Ho comunicato la mia intenzione di saltare la conferenza stampa del Roland Garros al fine di preservare la mia salute mentale. Gli atleti sono persone comuni: siamo privilegiati a giocare a tennis per lavoro, ma ovviamente nei nostri problemi fuori dal campo siamo come tutti gli altri. E non riesco ad immaginare un’altra professione dove un impegno del genere (perché in fondo ho saltato una sola conferenza stampa in sette anni) possa essere messo sotto una tale lente d’ingrandimento.

Forse sarebbe il caso di poter dare agli atleti la possibilità di prendersi una pausa dalle pressioni dei media senza poi dover incorrere in sanzioni disciplinari.

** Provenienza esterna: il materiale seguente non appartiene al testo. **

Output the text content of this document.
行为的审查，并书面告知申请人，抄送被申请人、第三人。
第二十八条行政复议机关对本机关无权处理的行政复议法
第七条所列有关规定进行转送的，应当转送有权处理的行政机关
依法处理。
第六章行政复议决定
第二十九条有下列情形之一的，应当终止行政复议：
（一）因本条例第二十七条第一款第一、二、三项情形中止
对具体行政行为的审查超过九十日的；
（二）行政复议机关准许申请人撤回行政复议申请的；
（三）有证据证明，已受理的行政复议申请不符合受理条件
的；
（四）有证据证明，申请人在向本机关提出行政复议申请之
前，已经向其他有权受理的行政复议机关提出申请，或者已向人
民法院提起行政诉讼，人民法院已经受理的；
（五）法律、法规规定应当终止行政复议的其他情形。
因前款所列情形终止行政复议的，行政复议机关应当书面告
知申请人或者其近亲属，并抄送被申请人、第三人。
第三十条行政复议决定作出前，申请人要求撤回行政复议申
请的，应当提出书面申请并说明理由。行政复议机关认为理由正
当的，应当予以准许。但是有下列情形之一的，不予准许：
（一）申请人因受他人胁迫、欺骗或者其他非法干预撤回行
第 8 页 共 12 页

In qualsiasi altro ambiente di lavoro è concesso prendersi giorni liberi senza conseguenze, tranne quando questo diventa un’abitudine. E non c’è nemmeno bisogno di specificare le motivazioni ai datori di lavoro, perché le HR difendono il diritto alla privacy.

Nel mio caso, mi sono sentita quasi in dovere di parlare delle motivazioni che mi hanno spinta a prendermi una pausa, perché percepivo che la stampa non credeva alle mie parole. Non lo auguro a nessuno, ed è per questo che spero vengano introdotte nuove misure a difesa degli atleti, in particolar modo per quelli più fragili. Spero anche che non ci sarà di nuovo bisogno di discutere della mia cartella clinica davanti a tutti, e per questo chiedo alla stampa maggiore empatia e rispetto per la mia vita privata.

Ci sono giorni dove abbiamo dei problemi che non mostriamo al pubblico, ognuno di noi in quanto essere umano può attraversare un periodo difficile nella propria vita. Ho tante proposte per i vertici di questo sport: la principale è di concedere un certo numero di “giorni di malattia” all’anno che ti esonerano dalle conferenze stampa, senza dover necessariamente discutere della motivazione. Credo che possa portare il tennis al passo con i tempi moderni.

Per concludere, vorrei ringraziare tutti coloro che mi hanno supportata. Avrei troppi nomi da fare, per cui inizio con la mia famiglia ed i miei amici, che sono stati speciali. Non c’è nulla più importante di loro. Vorrei anche ringraziare coloro che si sono esposti per difendermi.

Michelle Obama, Michael Phelps, Steph Curry, Novak Djokovic, Meghan Markle, per citarne alcuni. Ovviamente ringrazio i miei sponsor, anche se non sono sorpresa dalle loro reazioni, perché li ho scelti deliberatamente per le loro visioni liberali e progressiste.

Dopo aver trascorso le ultime settimane con i miei cari, durante le quali ho ricaricato le pile, ho avuto tempo per riflettere sul futuro; non potrei essere più entusiasta di competere a Tokyo! I Giochi Olimpici sono speciali di per sé, ma avere l’opportunità di giocarli in casa, davanti ai fan giapponesi, per me è un sogno che si realizza [l’articolo è stato pubblicato prima dell’annuncio che le Olimpiadi si sarebbero svolte a porte chiuse, ndr]. Spero solo di renderli orgogliosi.

Che ci crediate o no, sono un’introversa per natura, e non amo le luci della ribalta. Cerco sempre di espormi e combattere per ciò in cui credo, ma spesso tutto questo ha un costo, e mi provoca una grande ansia. Non mi sento a mio agio nell’essere il volto delle lotte per la difesa della salute mentale degli atleti, perché è una cosa nuova per me, e non ho la risposta a tutte le domande. Spero però che le persone possano capire che è “O.K. non essere O.K. ed è O.K. parlarne agli altri”: ci sono persone in grado di aiutarci, e c’è sempre la luce in fondo al tunnel.

Michael Phelps un giorno mi ha detto che potrei avere salvato delle vite parlando di questi argomenti; se tutto ciò è vero, allora ne è valsa la pena farlo.